As the 20th century recedes, with its paper receipts and wall-mounted telephones and styrofoam-lined milk boxes on front porches (ask your parents), it’s impossible not to wonder if the realities of that world were better or worse. There are clues, though: it wasn’t long ago that a good cup of take-out coffee was itself an oxymoron.
Here’s what I think people mean when they evoke the past. They’re recalling lifetimes spent developing skill—their own lifetimes— and because lifetimes are always personal, the people doing the recalling are reluctant to let those years go. “Old school” in this context suggests person-to-person attention to detail. Old school evokes a time of more handiwork and less automation. It speaks of craftsmanship for all sorts of things based on intangible feel rather than quantifiable metrics. It values hard earned experience over rapidly assimilated techniques.

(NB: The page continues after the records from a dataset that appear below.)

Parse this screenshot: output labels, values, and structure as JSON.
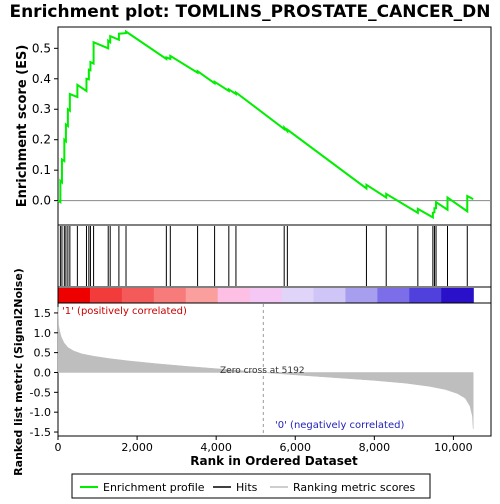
{
  "title": "Enrichment plot: TOMLINS_PROSTATE_CANCER_DN",
  "top_ylabel": "Enrichment score (ES)",
  "bottom_ylabel": "Ranked list metric (Signal2Noise)",
  "xlabel": "Rank in Ordered Dataset",
  "zero_cross_text": "Zero cross at 5192",
  "pos_label": "'1' (positively correlated)",
  "neg_label": "'0' (negatively correlated)",
  "legend": {
    "enrichment": "Enrichment profile",
    "hits": "Hits",
    "ranking": "Ranking metric scores"
  },
  "colors": {
    "enrichment_line": "#00ee00",
    "hit_line": "#000000",
    "metric_fill": "#bebebe",
    "pos_text": "#cc0000",
    "neg_text": "#2222bb"
  },
  "chart_data": {
    "type": "line",
    "x_ticks": [
      "0",
      "2,000",
      "4,000",
      "6,000",
      "8,000",
      "10,000"
    ],
    "x_tick_values": [
      0,
      2000,
      4000,
      6000,
      8000,
      10000
    ],
    "xlim": [
      0,
      10950
    ],
    "n_genes": 10500,
    "zero_cross": 5192,
    "es_panel": {
      "ylim": [
        -0.08,
        0.57
      ],
      "y_ticks": [
        "0.0",
        "0.1",
        "0.2",
        "0.3",
        "0.4",
        "0.5"
      ],
      "y_tick_values": [
        0,
        0.1,
        0.2,
        0.3,
        0.4,
        0.5
      ],
      "profile_x": [
        0,
        60,
        60,
        100,
        100,
        160,
        160,
        200,
        200,
        250,
        250,
        300,
        300,
        490,
        490,
        720,
        720,
        780,
        780,
        820,
        820,
        900,
        900,
        1270,
        1270,
        1320,
        1320,
        1540,
        1540,
        1720,
        1720,
        2740,
        2740,
        2840,
        2840,
        3530,
        3530,
        3960,
        3960,
        4320,
        4320,
        4500,
        4500,
        5720,
        5720,
        5800,
        5800,
        7800,
        7800,
        8300,
        8300,
        9100,
        9100,
        9480,
        9480,
        9520,
        9520,
        9560,
        9560,
        9850,
        9850,
        10350,
        10350,
        10500
      ],
      "profile_y": [
        0.0,
        -0.005,
        0.065,
        0.06,
        0.135,
        0.13,
        0.2,
        0.195,
        0.25,
        0.245,
        0.3,
        0.295,
        0.35,
        0.34,
        0.38,
        0.36,
        0.4,
        0.398,
        0.43,
        0.428,
        0.455,
        0.45,
        0.52,
        0.5,
        0.525,
        0.52,
        0.54,
        0.528,
        0.548,
        0.55,
        0.555,
        0.465,
        0.47,
        0.465,
        0.475,
        0.42,
        0.425,
        0.385,
        0.39,
        0.36,
        0.365,
        0.35,
        0.355,
        0.235,
        0.24,
        0.228,
        0.233,
        0.04,
        0.052,
        0.01,
        0.022,
        -0.04,
        -0.027,
        -0.055,
        -0.04,
        -0.038,
        -0.025,
        -0.025,
        -0.005,
        -0.03,
        0.01,
        -0.035,
        0.015,
        0.005
      ]
    },
    "hits": [
      60,
      100,
      160,
      200,
      250,
      300,
      490,
      720,
      780,
      820,
      900,
      1270,
      1320,
      1540,
      1720,
      2740,
      2840,
      3530,
      3960,
      4320,
      4500,
      5720,
      5800,
      7800,
      8300,
      9100,
      9480,
      9520,
      9560,
      9850,
      10350
    ],
    "metric_panel": {
      "ylim": [
        -1.6,
        1.75
      ],
      "y_ticks": [
        "1.5",
        "1.0",
        "0.5",
        "0.0",
        "-0.5",
        "-1.0",
        "-1.5"
      ],
      "y_tick_values": [
        1.5,
        1.0,
        0.5,
        0.0,
        -0.5,
        -1.0,
        -1.5
      ],
      "curve_x": [
        0,
        15,
        40,
        80,
        150,
        250,
        400,
        600,
        900,
        1300,
        1800,
        2500,
        3300,
        4200,
        5192,
        6000,
        7000,
        8000,
        8800,
        9400,
        9800,
        10100,
        10300,
        10420,
        10480,
        10500
      ],
      "curve_y": [
        1.65,
        1.2,
        1.05,
        0.9,
        0.75,
        0.63,
        0.54,
        0.47,
        0.41,
        0.35,
        0.29,
        0.22,
        0.15,
        0.08,
        0.0,
        -0.06,
        -0.13,
        -0.2,
        -0.27,
        -0.35,
        -0.43,
        -0.53,
        -0.65,
        -0.85,
        -1.1,
        -1.42
      ]
    },
    "heat_bar_colors": [
      "#ee0000",
      "#f23b3b",
      "#f45a5a",
      "#f77b7b",
      "#fa9e9e",
      "#fdc0e4",
      "#f5c7f5",
      "#e0d4f8",
      "#cfc6f7",
      "#a89ef0",
      "#7b6ee8",
      "#5040dc",
      "#2a10c8"
    ]
  }
}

Of course, believing those intangibilities can compete with today’s world suffers from the fallacy of hubris. Modern automation, metrics, and standardization can profoundly out-compete the goods and services of a more analogue age. Consider this example. Musicians had no drum machines a few decades ago. If you wanted a back-beat in your garage band, someone had to master rhythmic rudiments and whack real drums accordingly— physically—and that’s hard to do well. Now? It’s easy! Just set your tempo, click and drag. The beat to ponder here, is what aspect of music is lost when a person no longer directly creates the sonic vibrations. Philosophers can argue about the fact that people ultimately created the software and hardware that made the sounds, but what happens when drumming doesn't come directly from a drummer?
One has to wonder if the 22nd century will have some equivalent nostalgia for the beginning of the 21st century. Every age looks back to the ones recently departed, but I think we may have reached maximum nostalgia for our time. Here’s why: today’s modern transformative aspect is a surprising lack of humanity in collective productivity. (BTW, my choice of words—“productivity” versus “creativity”—is fully intentional.) Our software is profoundly more sophisticated nowadays, our machines far better engineered, our optimization paradigms more tightly parameterized. Yet even with all that we’ve created in our gleaming world, the churning masses are still atomized and fragmented. We’re a species divided, and our modernity has not set us free.
“Old school”, then, suggests a time when we knew there were other people fundamentally involved in our day to day life. There were real people, with real, human names and faces, balancing the opposite sides of our transaction. We might not have been friends with the milkman, and we certainly had fewer dairy options back then as compared to our modern supermarket, but milk made it to houses in a truck that another person drove and then carried to your front door.
I realize that living, breathing humans load milk onto shelves in contemporary stores, but the process is all but disembodied for most harried shoppers. The milk simply appears there. Same goes for online shopping. Same goes for airline ticket purchases. Same goes for automated highway toll booths. Even medicine, long the most intimate of human services, is beginning to move into the age of automation. The undeniable boon (theoretically) will be inevitably better screenings, better overall health, better access to basics, and that’s a great, good thing. Yet in that transition to qualitative improvement, we lose the experience of entrusting ourselves to someone else. Think about that for a moment, and then ponder what that does to your own internal creativity engine. When there’s no direct reliance on trust, powers of creative perception change. Obligation provokes sensitivity, and sensitivity inspires creative insight.
Old school isn’t actually better. Not long ago vast swaths of the population faced discrimination, suppression, even deprivation. In fact, vast swaths of the population still face these challenges. Old school implies a false, nostalgic sense of a better world. But it also implies a time when subtle human touches differentiated experiences and objects. We might be able to order more precise, more carefully crafted goods and services today in our database driven world, but it’s harder than ever to replicate the intangible value that came from looking someone in the eye, appreciating his or her expertise, and thanking them directly, one person to another.